DNA from FFPE samples was isolated with QIAamp® DNA FFPE Tissue Kit (QIAGEN, Les Ulis, France) according to the manufacturer’s instructions with modifications. Briefly, sections of FFPE samples were deparaffinized using repeated xylene and ethanol washes followed by overnight proteinase K digestion at 56 °C. After incubation at 90 °C for one hour to reverse the formaldehyde modification of nucleic acids, DNA was purified using the QIAamp MinElute column and eluted in 30 µl of DNase-free water. DNA quantity was measured by Qubit® 3.0 Fluorometer according to the manufacturer’s instructions.

Digital PCR

Digital PCR was performed using the droplet digital PCR (ddPCR) method on the RainDrop (RainDance Technologies, Lexington, MA) and Bio-Rad QX200™ (Bio-Rad, Hercules, CA) platforms. Briefly, each PCR reaction was prepared in a 25 µl solution consisted of 1 X QuantiNova Master Mix (QIAGEN, Les Ulis, France) or 1 X ddPCR Supermix for probes (Bio-Rad, Hercules, CA), specific probes (5 µM), primers (40 µM) and 50 ng of FFPE DNA. Droplets (~4,000,000/reaction for RainDance and 20,000/reaction for Bio-Rad) were generated on the RainDrop Source or Bio-Rad QX200™ droplet generator following the manufacturer’s instructions. (HER2: probe 5′-/56-FAM/TGT GCG AGG /ZEN/CAC CCA GCT CT/3IABkFQ/-3′; forward primer 5′-CTC ATC GCT CAC AAC CAA GT-3′ and reverse primer 5′-CAG GGC ATA GTT GTC CTC AA -3′, CEP17: Raindance probe 5′-/5TET/ACG TGC TGC /ZEN/AAT AGG CGG TTG CCT A/3IABkFQ/-3′ or Bio-Rad probe 5′-/5HEX/ACG TGC TGC /ZEN/AAT AGG CGG TTG CCT A/3IABkFQ/-3′; forward primer 5′-GCT GAT GAT CAT AAA GCC ACA GGT A -3′ and reverse primer 5′-CTG GTG CTC AGG CAG TGC -3′).
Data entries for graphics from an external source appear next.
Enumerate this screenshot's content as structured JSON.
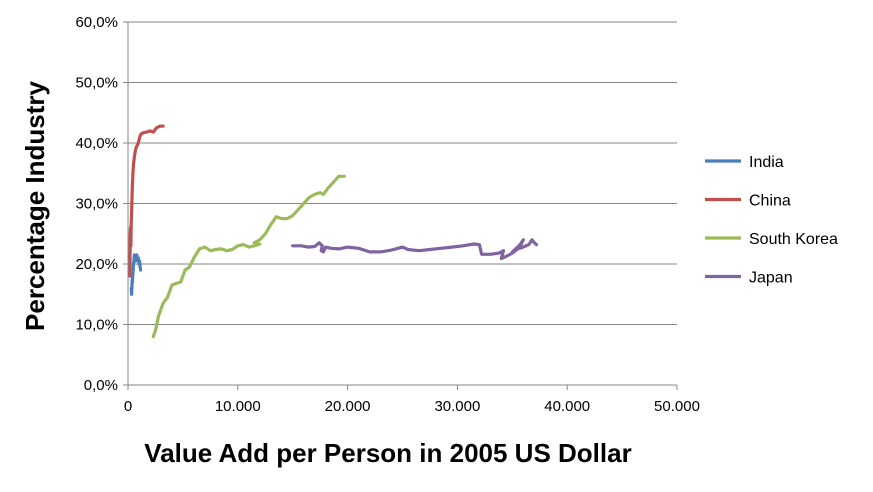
{
  "chart_data": {
    "type": "line",
    "xlabel": "Value Add per Person in 2005 US Dollar",
    "ylabel": "Percentage Industry",
    "xlim": [
      0,
      50000
    ],
    "ylim": [
      0,
      0.6
    ],
    "x_ticks": [
      0,
      10000,
      20000,
      30000,
      40000,
      50000
    ],
    "x_tick_labels": [
      "0",
      "10.000",
      "20.000",
      "30.000",
      "40.000",
      "50.000"
    ],
    "y_ticks": [
      0,
      0.1,
      0.2,
      0.3,
      0.4,
      0.5,
      0.6
    ],
    "y_tick_labels": [
      "0,0%",
      "10,0%",
      "20,0%",
      "30,0%",
      "40,0%",
      "50,0%",
      "60,0%"
    ],
    "grid": "horizontal",
    "legend_position": "right",
    "series": [
      {
        "name": "India",
        "color": "#4a7ebb",
        "points": [
          [
            300,
            0.16
          ],
          [
            330,
            0.15
          ],
          [
            360,
            0.165
          ],
          [
            380,
            0.175
          ],
          [
            400,
            0.17
          ],
          [
            430,
            0.18
          ],
          [
            460,
            0.19
          ],
          [
            500,
            0.2
          ],
          [
            540,
            0.205
          ],
          [
            580,
            0.215
          ],
          [
            620,
            0.21
          ],
          [
            660,
            0.205
          ],
          [
            700,
            0.212
          ],
          [
            750,
            0.208
          ],
          [
            800,
            0.215
          ],
          [
            850,
            0.21
          ],
          [
            900,
            0.205
          ],
          [
            950,
            0.21
          ],
          [
            1000,
            0.2
          ],
          [
            1050,
            0.205
          ],
          [
            1100,
            0.195
          ],
          [
            1150,
            0.19
          ]
        ]
      },
      {
        "name": "China",
        "color": "#c0504d",
        "points": [
          [
            150,
            0.18
          ],
          [
            180,
            0.2
          ],
          [
            200,
            0.25
          ],
          [
            230,
            0.26
          ],
          [
            260,
            0.23
          ],
          [
            290,
            0.265
          ],
          [
            320,
            0.28
          ],
          [
            360,
            0.31
          ],
          [
            400,
            0.33
          ],
          [
            450,
            0.35
          ],
          [
            500,
            0.365
          ],
          [
            600,
            0.38
          ],
          [
            700,
            0.39
          ],
          [
            800,
            0.395
          ],
          [
            900,
            0.398
          ],
          [
            1000,
            0.405
          ],
          [
            1100,
            0.412
          ],
          [
            1200,
            0.415
          ],
          [
            1400,
            0.417
          ],
          [
            1700,
            0.418
          ],
          [
            2000,
            0.42
          ],
          [
            2300,
            0.418
          ],
          [
            2600,
            0.425
          ],
          [
            2900,
            0.428
          ],
          [
            3200,
            0.428
          ]
        ]
      },
      {
        "name": "South Korea",
        "color": "#9bbb59",
        "points": [
          [
            2300,
            0.08
          ],
          [
            2500,
            0.09
          ],
          [
            2800,
            0.115
          ],
          [
            3200,
            0.135
          ],
          [
            3600,
            0.145
          ],
          [
            4000,
            0.165
          ],
          [
            4400,
            0.168
          ],
          [
            4800,
            0.17
          ],
          [
            5200,
            0.19
          ],
          [
            5600,
            0.195
          ],
          [
            6000,
            0.21
          ],
          [
            6500,
            0.225
          ],
          [
            7000,
            0.228
          ],
          [
            7500,
            0.222
          ],
          [
            8000,
            0.224
          ],
          [
            8500,
            0.225
          ],
          [
            9000,
            0.222
          ],
          [
            9500,
            0.224
          ],
          [
            10000,
            0.23
          ],
          [
            10500,
            0.232
          ],
          [
            11000,
            0.228
          ],
          [
            11500,
            0.23
          ],
          [
            12000,
            0.233
          ],
          [
            11800,
            0.232
          ],
          [
            11500,
            0.235
          ],
          [
            12000,
            0.24
          ],
          [
            12500,
            0.25
          ],
          [
            13000,
            0.265
          ],
          [
            13500,
            0.278
          ],
          [
            14000,
            0.275
          ],
          [
            14500,
            0.275
          ],
          [
            15000,
            0.28
          ],
          [
            15500,
            0.29
          ],
          [
            16000,
            0.3
          ],
          [
            16500,
            0.31
          ],
          [
            17000,
            0.315
          ],
          [
            17500,
            0.318
          ],
          [
            17800,
            0.315
          ],
          [
            18200,
            0.325
          ],
          [
            18700,
            0.335
          ],
          [
            19200,
            0.345
          ],
          [
            19700,
            0.345
          ]
        ]
      },
      {
        "name": "Japan",
        "color": "#8064a2",
        "points": [
          [
            15000,
            0.23
          ],
          [
            15800,
            0.23
          ],
          [
            16400,
            0.228
          ],
          [
            17000,
            0.229
          ],
          [
            17400,
            0.235
          ],
          [
            17700,
            0.23
          ],
          [
            17600,
            0.222
          ],
          [
            17800,
            0.22
          ],
          [
            18000,
            0.228
          ],
          [
            18500,
            0.226
          ],
          [
            19200,
            0.225
          ],
          [
            20000,
            0.228
          ],
          [
            21000,
            0.226
          ],
          [
            22000,
            0.22
          ],
          [
            23000,
            0.22
          ],
          [
            24000,
            0.223
          ],
          [
            25000,
            0.228
          ],
          [
            25500,
            0.224
          ],
          [
            26500,
            0.222
          ],
          [
            27500,
            0.224
          ],
          [
            28500,
            0.226
          ],
          [
            29500,
            0.228
          ],
          [
            30500,
            0.23
          ],
          [
            31500,
            0.233
          ],
          [
            32000,
            0.232
          ],
          [
            32200,
            0.216
          ],
          [
            33000,
            0.216
          ],
          [
            33800,
            0.218
          ],
          [
            34200,
            0.222
          ],
          [
            34000,
            0.209
          ],
          [
            34500,
            0.213
          ],
          [
            35000,
            0.218
          ],
          [
            35500,
            0.225
          ],
          [
            35800,
            0.232
          ],
          [
            36000,
            0.24
          ],
          [
            35700,
            0.232
          ],
          [
            35300,
            0.225
          ],
          [
            35000,
            0.22
          ],
          [
            35500,
            0.225
          ],
          [
            36000,
            0.228
          ],
          [
            36500,
            0.232
          ],
          [
            36800,
            0.24
          ],
          [
            37000,
            0.235
          ],
          [
            37200,
            0.232
          ]
        ]
      }
    ]
  }
}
Emulsified PCR reactions were carried out in heated lid thermal cycler (S1000™ Thermal Cycler, Bio-Rad), starting with 2 min initial denaturation at 95 °C, followed by 44 cycles of 95 °C, 5 s and 60 °C, 20 s (using a 0.5 °C/min ramp rate) and a final hold at 98 °C for 10 min. PCR product was processed for signal detection. The samples were read on a RainDrop Sense instrument or Bio-Rad QX200™ droplet reader accordingly. Data were then analyzed using the RainDrop Analyst data analysis software or QuantaSoft™ software from Bio-Rad. The number of droplets corresponds to the HER2 (FAM)-positive cluster and CEP17 (TET/HEX)-positive cluster were counted. The HER2:CEP17 ratio was determined either by the exact droplet counts in Raindrop data or by calculating the copies per droplet from the Poisson distribution in Bio-Rad data. Samples with minimum of 0.0005% Raindance positive droplets33 or 0.01% Bio-Rad positive droplets34 were included in the calculation and those samples with positive droplets number lower than the lower detection limit were excluded. The performance of the platform has been evaluated using breast cancer cell lines with known HER2 status (Supplementary Figure S3).

Statistical analysis

All analyses were performed using SPSS software (version 23) or Prism 5 (version 5.03). For cutoff determination, the development cohort was analyzed with a receiver operator curve (ROC). The concordance between different tests analyzed by determining the kappa coefficient (95% CI) using the kappa test. Kappa coefficient < 0.2 was considered poor, 0.21–0.40 fair, 0.41–0.60 moderate, 0.61–0.80 substantial, and 0.81–1 almost perfect agreement. Tumor content in concordance and discordance was compared using Mann-whitney test. Correlation was calculated with Spearman’s correlation analysis. P value < 0.05 was considered statistically significant.